Se un papà doveva stare accanto alla mamma, questo significava che anche lui aveva un papà... ma dov'era il suo papà?

Non aveva mai visto nessuno accanto alla sua mamma, a parte Vegeta, ma lui era un fratello e non un papà...

Allora anch'io ho un papà. Dov'è il mio papà?” domandò il bambino e Vegeta, senza smettere di guardare fuori dal finestrino, gli rispose: “Se n'è andato.” “E dove?
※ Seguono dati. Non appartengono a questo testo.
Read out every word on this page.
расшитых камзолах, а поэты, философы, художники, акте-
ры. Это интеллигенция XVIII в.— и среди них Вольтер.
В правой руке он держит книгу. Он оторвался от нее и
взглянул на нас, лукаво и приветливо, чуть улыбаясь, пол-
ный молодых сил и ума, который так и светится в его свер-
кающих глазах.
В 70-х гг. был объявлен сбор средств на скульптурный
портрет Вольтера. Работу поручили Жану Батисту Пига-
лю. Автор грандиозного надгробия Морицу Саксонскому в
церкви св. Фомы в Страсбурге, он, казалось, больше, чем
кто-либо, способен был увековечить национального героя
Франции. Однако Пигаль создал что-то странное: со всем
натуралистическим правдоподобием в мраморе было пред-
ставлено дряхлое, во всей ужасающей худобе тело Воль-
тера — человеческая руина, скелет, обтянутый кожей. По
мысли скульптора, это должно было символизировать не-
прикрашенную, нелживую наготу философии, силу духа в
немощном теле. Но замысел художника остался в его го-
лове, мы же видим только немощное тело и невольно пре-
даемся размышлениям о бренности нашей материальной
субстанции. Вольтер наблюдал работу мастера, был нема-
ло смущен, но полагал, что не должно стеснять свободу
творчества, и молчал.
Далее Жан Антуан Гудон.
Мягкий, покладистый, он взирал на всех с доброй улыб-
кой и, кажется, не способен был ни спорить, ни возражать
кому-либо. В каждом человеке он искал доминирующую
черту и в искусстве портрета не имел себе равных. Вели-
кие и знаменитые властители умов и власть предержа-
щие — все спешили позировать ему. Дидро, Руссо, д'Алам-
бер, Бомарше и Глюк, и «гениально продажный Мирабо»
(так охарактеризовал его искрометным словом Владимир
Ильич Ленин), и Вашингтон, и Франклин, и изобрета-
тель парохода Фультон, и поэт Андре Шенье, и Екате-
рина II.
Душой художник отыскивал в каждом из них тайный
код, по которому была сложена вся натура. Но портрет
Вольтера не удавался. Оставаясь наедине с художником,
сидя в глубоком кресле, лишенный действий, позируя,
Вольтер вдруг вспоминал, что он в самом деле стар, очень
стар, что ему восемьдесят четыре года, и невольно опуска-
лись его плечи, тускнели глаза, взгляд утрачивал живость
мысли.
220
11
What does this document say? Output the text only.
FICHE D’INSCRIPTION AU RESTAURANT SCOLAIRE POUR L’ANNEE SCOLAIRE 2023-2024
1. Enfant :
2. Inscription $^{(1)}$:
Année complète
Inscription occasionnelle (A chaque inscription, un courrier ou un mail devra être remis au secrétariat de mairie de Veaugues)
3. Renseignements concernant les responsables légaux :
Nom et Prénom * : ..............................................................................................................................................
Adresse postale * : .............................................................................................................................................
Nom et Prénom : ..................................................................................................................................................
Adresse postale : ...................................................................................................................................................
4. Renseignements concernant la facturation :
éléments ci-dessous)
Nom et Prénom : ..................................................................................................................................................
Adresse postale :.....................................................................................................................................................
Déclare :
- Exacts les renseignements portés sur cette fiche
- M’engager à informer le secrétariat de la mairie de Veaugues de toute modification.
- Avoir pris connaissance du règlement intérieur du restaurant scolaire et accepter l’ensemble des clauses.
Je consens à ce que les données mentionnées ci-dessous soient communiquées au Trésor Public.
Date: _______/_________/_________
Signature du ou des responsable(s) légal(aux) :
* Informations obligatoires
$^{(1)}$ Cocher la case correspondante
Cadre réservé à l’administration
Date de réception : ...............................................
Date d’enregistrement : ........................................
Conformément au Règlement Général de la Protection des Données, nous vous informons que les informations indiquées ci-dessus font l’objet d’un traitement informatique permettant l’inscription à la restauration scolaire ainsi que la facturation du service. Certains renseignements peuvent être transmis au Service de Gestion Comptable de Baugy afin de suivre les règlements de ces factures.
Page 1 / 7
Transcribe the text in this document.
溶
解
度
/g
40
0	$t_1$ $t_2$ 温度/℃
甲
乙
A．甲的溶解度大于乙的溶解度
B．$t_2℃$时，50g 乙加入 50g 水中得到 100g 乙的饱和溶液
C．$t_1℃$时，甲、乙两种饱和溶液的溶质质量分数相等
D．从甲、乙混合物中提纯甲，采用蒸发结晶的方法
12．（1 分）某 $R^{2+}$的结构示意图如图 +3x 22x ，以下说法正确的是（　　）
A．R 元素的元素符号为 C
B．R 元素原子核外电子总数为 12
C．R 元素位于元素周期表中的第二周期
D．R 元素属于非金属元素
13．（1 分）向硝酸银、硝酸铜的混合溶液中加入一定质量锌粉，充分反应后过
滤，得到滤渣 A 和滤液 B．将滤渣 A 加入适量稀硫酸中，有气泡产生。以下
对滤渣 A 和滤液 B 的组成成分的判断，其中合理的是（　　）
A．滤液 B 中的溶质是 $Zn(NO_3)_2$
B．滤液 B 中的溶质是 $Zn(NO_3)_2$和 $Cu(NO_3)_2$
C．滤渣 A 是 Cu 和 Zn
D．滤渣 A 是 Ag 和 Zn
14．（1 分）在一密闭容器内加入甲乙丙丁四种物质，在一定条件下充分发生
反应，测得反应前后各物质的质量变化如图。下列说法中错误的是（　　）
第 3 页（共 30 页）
Voglio conoscerlo.” gli chiese, emozionato, Tarble e Vegeta, fissandolo con uno sguardo di fuoco, gli urlò: “NON SI SA! CI HA ABBANDONATI! NON GLIENE FREGA NIENTE DI NOI!” “NON E' VERO! LA MAMMA AMA I PROPRI FIGLI E SE IL PAPA' STA ACCANTO A LEI, SIGNIFICA CHE ANCHE LUI LI AMA!” “NEI FILM E NELLE FAVOLE! NELLA VITA REALE I PADRI ODIANO I PROPRI FIGLI E LI ABBANDONANO!”

Tarble sentì le lacrime scendergli.

Il suo papà... non lo amava?! Lo odiava?! Al suo papà non importava niente della mamma, di Vegeta e di lui e li aveva abbandonati?!

BUAAAHHAAHA!” si mise a piangere, disperato, il bambino e sua madre, mentre fermava la macchina per andarlo a consolare, urlò: “VEGETA!”


Adesso era lì, davanti a suo padre.

Non avrebbe mai creduto possibile questa cosa...

Eppure, non riusciva a parlare...

Doveva trovare qualcosa da dire, in modo da tentare un approccio con lui e conoscere il padre di cui non sapeva niente.

Che... che lavoro fai?” domandò ad un tratto.

Suo padre posò la forchetta e il coltello.

Tarble sussultò a quel rumore improvviso, alzò gli occhi e vide che suo padre lo stava guardando.

Ad un tratto, l'uomo rispose: “Lavoro in un negozio dove si vendono quadri.” “A me piacciono i quadri... mi farebbe molto piacere se potessi vederli.” “Possiamo andarci più tardi, tanto ho le chiavi.” rivelò suo padre, tirando fuori da una tasca un mazzo di chiavi.

Tarble annuì.

Era solo un piccolo minuscolo passo ma, con un po' di fatica e pazienza, sarebbero riusciti a conoscersi un po' più a fondo.